US
Tobacco companies won a small victory this August against the Food and Drug Administration (FDA) in a lawsuit challenging FDA’s authority to require pre-clearance for tobacco products with changed labels or quantities.
Part of FDA’s directive stating tobacco companies may need the agency’s clearance to market products with significant labeling modifications, such as a change in color or logo was vacated by US District Judge Amit Mehta in Washington, DC. However, Mehta said that FDA could require clearance for marketing a tobacco product with a different quantity, such as an increase in the number of cigarettes per pack.

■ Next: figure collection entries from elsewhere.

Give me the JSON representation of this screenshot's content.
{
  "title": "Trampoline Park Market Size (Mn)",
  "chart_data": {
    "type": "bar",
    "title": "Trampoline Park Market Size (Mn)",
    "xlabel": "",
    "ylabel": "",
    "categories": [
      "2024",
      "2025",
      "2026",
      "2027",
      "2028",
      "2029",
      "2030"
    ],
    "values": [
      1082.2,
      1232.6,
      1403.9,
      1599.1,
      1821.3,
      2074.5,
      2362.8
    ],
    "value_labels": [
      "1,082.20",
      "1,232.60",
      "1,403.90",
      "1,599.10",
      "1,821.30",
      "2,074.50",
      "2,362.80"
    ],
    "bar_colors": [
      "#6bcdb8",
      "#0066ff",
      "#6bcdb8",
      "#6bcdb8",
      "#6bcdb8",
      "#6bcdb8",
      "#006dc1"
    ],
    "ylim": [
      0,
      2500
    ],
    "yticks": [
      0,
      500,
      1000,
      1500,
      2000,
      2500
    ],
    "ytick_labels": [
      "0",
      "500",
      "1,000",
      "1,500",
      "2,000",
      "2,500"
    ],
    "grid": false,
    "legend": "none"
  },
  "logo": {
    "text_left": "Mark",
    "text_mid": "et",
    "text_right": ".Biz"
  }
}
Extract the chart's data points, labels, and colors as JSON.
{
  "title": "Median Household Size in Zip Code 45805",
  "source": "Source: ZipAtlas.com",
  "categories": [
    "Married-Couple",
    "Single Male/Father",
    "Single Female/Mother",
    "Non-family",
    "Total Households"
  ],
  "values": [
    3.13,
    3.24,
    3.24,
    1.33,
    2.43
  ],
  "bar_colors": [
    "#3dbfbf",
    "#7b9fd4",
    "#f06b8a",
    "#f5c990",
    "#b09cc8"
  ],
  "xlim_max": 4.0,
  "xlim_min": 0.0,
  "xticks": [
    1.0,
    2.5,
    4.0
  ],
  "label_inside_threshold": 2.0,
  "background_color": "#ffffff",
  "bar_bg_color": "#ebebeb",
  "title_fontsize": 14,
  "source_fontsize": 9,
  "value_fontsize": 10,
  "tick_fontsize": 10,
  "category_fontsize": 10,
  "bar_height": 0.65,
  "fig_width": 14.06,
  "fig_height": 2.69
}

Judge Mehta’s ruling came in a lawsuit filed last year by subsidiaries of Imperial Brands, Reynolds American Inc., and Altria Group over FDA guidelines clarifying what changes to a tobacco product require regulatory approval under the 2009 Tobacco Control Act, which gave FDA authority to regulate tobacco products. While not binding, the guidance does indicate what FDA considers to be a “new tobacco product” that require companies to seek approval or face potential enforcement action.
The guidelines in the FDA directive included saying significant modifications to a product’s label that make it distinct from the original version, or changes to the quantity sold in each package, could require authorization.
In the lawsuit, tobacco companies argued that FDA’s interpretation was not what Congress intended in the Tobacco Control Act, while FDA said its guidance was supported by federal law.
Mehta ruled that Congress could have explicitly stated that a labeling modification triggered a regulatory approval requirement, but did not. “The court must presume that that omission was purposeful,” he wrote. On the other hand, he also wrote that changing the quantity of tobacco products “necessarily entails a change in the amount of constituent ingredients and additives,” and does represent a modification to the product.
Altria’s Brian May said the company was pleased with the decision on labeling changes, calling it the “principle focus of our lawsuit”, and that the company was still considering whether to appeal the quantity-change decision.
Imperial’s US subsidiary, ITG Brands, said the company agreed with the court’s analysis on the labeling issue. Representatives for Reynolds and FDA declined to comment.